Tue 02 November 2021:
The Turkish authorities have started deportation proceedings against several Syrian migrants over “provocative” viral videos of them eating bananas. The eight Syrians, including one minor, are accused of “inciting hatred” amid growing tension between locals and refugees, and an economic crisis.
According to Demiroren News Agency they were arrested on Friday in the western city of Izmir and sent to the local office of the state migration services. Officials there said that they will be deported to Syria.
Turkey is planning to deport at least seven Syrian refugees for taking part in a “provocative banana-eating campaign”. pic.twitter.com/mGLx2EdtHK
— Middle East Eye (@MiddleEastEye) October 30, 2021
The videos are thought to have been part of a TikTok challenge in which Syrians around the world took part. The challenge was reportedly in response to a viral video of a middle-aged Turkish man complaining that he could no longer afford bananas while Syrian refugees were able to buy “kilos” of the fruit.
One of the response videos showed a group of young men laughing while eating bananas in a barber shop over the soundtrack of the street interview playing in the background.
On Wednesday, the Directorate General of Migration Management said: “Efforts are under way to uncover all the provocative posts… and to carry out the necessary judicial and administrative procedures against all individuals who make these posts.”
Meanwhile, police in Istanbul said that they had detained 11 Syrians for “inciting hatred” and “insulting the Turkish people”. Milena Buyum, a campaigner covering Turkey for Amnesty International insisted that, “This appalling decision must alarm all who care about refugee and migrant rights and the right to freedom of expression.”

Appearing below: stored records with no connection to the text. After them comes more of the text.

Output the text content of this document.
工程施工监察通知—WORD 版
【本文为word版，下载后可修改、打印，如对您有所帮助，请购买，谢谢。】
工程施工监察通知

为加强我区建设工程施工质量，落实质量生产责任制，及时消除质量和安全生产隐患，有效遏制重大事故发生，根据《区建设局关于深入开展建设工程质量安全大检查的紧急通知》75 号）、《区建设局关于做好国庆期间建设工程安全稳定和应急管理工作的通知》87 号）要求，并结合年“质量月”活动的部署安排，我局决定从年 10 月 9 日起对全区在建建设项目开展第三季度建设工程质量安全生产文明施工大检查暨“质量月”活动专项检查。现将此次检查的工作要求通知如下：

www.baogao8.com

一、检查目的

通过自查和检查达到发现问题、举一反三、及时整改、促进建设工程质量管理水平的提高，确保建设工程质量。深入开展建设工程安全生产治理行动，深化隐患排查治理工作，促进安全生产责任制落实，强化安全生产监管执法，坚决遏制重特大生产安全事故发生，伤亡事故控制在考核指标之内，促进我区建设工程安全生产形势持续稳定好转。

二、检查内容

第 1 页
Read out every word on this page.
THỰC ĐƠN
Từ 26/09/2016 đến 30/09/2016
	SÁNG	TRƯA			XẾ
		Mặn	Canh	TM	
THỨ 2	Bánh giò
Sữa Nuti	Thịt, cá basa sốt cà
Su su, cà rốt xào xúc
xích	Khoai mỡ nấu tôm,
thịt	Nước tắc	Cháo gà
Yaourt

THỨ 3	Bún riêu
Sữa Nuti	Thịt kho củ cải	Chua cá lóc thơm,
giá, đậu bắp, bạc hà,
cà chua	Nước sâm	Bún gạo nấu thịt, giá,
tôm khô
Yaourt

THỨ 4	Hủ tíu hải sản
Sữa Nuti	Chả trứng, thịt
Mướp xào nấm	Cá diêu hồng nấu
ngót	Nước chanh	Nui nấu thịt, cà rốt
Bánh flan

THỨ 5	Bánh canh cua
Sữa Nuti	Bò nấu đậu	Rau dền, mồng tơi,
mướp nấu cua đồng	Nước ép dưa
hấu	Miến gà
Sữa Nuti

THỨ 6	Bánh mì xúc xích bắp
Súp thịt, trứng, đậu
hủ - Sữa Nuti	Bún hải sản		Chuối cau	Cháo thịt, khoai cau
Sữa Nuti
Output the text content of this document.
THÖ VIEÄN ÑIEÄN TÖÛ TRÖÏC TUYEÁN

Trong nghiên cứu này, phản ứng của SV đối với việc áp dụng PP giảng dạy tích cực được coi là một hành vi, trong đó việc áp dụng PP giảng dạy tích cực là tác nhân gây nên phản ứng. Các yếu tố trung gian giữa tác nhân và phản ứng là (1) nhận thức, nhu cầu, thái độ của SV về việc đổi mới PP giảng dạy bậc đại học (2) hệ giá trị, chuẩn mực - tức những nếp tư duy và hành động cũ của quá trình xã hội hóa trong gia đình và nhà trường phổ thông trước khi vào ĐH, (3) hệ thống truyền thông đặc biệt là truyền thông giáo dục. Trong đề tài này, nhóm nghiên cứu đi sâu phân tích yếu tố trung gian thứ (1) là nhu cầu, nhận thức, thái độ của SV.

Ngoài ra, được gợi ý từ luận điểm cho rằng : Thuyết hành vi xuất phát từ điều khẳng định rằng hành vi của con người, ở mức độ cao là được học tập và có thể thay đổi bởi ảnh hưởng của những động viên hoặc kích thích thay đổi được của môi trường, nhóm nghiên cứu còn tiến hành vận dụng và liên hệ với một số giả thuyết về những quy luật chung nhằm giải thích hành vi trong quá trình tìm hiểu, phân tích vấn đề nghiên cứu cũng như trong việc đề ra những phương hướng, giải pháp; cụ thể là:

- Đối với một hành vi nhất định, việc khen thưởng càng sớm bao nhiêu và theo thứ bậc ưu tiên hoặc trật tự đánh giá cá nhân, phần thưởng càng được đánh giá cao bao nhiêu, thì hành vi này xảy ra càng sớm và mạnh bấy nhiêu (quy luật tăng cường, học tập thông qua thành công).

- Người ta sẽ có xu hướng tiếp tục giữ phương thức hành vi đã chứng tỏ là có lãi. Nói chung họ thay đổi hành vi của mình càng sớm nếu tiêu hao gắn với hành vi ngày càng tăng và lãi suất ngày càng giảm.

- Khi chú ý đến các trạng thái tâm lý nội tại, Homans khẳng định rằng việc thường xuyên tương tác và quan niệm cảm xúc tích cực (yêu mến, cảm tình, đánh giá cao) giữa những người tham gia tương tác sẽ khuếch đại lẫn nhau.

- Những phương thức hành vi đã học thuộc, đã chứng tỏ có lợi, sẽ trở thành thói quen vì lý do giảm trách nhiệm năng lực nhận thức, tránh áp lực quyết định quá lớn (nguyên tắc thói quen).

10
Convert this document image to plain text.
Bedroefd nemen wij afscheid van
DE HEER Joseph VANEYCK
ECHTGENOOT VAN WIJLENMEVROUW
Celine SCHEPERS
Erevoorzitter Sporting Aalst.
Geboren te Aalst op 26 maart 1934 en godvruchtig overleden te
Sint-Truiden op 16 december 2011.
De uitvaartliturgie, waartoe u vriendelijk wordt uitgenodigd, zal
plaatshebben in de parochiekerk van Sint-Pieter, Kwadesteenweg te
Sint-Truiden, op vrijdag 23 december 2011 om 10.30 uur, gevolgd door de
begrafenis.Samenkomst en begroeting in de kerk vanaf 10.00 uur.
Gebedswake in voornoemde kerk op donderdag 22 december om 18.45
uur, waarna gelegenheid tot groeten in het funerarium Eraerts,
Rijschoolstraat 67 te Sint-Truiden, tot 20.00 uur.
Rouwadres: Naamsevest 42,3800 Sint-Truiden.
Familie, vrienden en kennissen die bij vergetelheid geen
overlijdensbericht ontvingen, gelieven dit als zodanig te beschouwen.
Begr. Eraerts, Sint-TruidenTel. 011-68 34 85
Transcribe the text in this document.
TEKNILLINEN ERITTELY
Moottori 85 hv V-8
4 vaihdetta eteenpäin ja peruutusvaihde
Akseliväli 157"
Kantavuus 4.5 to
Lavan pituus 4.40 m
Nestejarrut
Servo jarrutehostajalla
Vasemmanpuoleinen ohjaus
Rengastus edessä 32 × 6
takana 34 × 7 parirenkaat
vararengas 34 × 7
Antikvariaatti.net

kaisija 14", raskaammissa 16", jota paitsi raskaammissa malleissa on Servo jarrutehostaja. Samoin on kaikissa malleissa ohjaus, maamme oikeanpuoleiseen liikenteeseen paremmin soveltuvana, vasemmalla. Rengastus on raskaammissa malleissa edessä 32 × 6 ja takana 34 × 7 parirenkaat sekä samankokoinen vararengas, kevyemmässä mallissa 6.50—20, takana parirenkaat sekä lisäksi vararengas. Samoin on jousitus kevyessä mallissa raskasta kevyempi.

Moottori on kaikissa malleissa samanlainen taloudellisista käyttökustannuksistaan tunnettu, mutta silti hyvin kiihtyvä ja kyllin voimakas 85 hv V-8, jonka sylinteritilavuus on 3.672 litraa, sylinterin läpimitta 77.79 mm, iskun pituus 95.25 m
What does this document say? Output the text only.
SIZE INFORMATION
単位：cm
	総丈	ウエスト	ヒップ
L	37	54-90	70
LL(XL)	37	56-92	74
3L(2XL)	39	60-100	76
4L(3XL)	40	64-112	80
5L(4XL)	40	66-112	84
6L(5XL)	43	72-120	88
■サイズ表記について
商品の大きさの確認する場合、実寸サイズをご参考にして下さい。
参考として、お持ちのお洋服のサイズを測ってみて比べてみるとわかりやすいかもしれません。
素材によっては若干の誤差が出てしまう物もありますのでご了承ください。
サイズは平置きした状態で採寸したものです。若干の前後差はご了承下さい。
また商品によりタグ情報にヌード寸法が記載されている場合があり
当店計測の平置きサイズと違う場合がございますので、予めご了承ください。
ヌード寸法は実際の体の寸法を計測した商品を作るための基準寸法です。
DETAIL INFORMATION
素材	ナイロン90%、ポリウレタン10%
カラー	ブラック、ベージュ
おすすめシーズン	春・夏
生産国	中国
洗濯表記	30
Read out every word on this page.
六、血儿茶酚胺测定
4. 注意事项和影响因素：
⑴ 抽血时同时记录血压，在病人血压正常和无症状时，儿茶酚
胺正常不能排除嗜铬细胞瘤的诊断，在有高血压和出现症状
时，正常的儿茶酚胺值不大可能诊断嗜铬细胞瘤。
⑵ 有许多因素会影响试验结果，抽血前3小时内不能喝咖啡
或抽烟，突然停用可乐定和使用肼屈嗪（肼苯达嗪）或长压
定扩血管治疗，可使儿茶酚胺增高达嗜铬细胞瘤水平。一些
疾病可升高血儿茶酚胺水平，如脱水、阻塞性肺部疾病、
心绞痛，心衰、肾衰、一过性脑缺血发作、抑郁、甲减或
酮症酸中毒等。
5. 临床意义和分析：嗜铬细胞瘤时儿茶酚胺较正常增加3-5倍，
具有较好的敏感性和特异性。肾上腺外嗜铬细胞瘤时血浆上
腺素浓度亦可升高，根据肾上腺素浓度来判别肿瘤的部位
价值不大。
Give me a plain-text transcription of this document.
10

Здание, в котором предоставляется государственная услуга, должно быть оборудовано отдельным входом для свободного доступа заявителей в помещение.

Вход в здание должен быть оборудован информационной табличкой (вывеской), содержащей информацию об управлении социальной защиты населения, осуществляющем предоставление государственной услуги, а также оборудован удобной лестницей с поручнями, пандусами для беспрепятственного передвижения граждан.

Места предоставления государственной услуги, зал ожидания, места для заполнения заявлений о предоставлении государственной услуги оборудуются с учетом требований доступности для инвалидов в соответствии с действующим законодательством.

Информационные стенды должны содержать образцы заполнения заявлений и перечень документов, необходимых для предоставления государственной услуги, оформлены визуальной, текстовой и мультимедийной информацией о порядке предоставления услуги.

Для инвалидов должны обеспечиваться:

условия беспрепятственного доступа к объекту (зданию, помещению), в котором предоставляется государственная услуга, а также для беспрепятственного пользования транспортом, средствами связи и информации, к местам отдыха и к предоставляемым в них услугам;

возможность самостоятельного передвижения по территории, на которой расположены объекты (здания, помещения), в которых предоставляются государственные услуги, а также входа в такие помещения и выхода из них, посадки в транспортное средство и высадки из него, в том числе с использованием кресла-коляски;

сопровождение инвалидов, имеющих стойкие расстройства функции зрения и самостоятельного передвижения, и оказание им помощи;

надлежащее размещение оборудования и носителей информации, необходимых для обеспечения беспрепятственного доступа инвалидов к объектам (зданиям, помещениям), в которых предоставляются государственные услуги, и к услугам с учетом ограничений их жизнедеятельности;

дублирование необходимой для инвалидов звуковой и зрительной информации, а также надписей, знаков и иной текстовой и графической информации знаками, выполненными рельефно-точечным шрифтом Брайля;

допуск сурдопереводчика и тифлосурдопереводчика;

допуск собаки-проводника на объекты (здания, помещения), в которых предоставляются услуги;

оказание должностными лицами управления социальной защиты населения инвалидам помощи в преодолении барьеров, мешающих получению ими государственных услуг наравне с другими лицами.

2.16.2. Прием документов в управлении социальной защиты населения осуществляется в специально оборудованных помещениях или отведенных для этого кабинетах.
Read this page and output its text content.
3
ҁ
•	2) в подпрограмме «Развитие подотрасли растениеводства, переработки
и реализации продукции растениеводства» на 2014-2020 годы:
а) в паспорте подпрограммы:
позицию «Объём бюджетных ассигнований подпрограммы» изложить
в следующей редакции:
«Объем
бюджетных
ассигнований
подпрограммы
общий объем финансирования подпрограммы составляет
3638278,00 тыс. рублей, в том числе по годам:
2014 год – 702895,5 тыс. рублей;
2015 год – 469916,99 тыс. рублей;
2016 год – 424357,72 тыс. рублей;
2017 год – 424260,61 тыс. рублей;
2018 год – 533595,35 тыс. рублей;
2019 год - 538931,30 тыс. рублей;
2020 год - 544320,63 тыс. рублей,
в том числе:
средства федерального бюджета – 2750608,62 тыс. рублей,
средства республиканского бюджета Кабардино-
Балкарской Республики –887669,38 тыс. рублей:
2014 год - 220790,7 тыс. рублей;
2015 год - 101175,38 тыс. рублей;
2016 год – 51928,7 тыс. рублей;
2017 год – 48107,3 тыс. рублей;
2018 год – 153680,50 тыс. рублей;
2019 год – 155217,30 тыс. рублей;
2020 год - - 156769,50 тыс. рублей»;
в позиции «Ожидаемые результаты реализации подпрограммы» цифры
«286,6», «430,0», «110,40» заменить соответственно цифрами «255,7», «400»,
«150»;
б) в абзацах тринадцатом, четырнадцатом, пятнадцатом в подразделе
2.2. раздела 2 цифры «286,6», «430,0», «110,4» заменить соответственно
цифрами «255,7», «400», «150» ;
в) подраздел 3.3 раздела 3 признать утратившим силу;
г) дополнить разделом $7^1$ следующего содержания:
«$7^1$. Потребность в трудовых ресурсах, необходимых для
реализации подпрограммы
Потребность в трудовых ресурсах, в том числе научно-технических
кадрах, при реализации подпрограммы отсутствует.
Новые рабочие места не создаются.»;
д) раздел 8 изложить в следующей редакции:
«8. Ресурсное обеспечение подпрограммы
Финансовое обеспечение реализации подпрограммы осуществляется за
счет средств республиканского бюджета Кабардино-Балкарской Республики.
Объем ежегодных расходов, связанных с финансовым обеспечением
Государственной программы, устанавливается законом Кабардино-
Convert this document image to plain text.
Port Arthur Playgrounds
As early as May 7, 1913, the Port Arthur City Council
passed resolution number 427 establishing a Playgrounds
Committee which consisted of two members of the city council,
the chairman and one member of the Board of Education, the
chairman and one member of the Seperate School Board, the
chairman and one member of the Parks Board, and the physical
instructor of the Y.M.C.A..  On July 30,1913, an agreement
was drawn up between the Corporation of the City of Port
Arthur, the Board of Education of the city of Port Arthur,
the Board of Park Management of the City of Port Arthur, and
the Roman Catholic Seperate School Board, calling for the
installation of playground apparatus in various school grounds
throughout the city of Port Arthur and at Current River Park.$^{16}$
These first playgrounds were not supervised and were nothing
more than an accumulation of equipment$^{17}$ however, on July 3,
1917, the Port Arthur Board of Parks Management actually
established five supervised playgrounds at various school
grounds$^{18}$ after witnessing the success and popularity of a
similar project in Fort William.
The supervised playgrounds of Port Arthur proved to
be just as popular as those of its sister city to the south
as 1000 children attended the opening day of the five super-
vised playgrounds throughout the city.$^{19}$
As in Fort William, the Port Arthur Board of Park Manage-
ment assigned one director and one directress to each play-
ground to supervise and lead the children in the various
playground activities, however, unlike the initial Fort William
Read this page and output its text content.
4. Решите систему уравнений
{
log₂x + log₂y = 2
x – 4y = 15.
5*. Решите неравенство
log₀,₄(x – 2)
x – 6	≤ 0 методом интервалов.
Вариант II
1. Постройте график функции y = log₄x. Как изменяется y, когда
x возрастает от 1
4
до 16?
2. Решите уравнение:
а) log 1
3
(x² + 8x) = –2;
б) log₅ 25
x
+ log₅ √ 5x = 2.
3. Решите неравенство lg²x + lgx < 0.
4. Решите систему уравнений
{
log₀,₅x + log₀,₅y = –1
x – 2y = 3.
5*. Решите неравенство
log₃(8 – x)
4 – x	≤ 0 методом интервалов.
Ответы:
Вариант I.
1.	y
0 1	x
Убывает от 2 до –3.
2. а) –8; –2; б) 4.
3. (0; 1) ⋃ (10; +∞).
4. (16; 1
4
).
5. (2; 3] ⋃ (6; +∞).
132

Yesterday the Stockholm Centre for Freedom pointed out that the Turkish authorities are continuing to detain Syrian refugees and migrants who shared the videos on social media. The centre also explained that the TikTok videos were a “protest against the Turks’ racist and discriminatory attitude” towards a Syrian student in the original street interview video, who was told by a group of Turks that they “wouldn’t have had to come to Turkey if there was no war in Syria”.
Syrian refugees are often regarded as scapegoats by the media, including pro-government and opposition outlets. The centre added that anti-immigrant sentiment in the country is “nearing boiling point, fuelled by Turkey’s economic woes. With unemployment high and the prices of food and housing skyrocketing, many Turks have turned their frustration toward the country’s roughly five million foreign residents, particularly the 3.7 million who fled the civil war in Syria.”
Turkey is home to more than 3.6 million Syrian refugees, who constitute the vast majority of over four million refugees and asylum seekers currently living in the country. Turkey is the world’s largest host of refugees, according to the World Bank.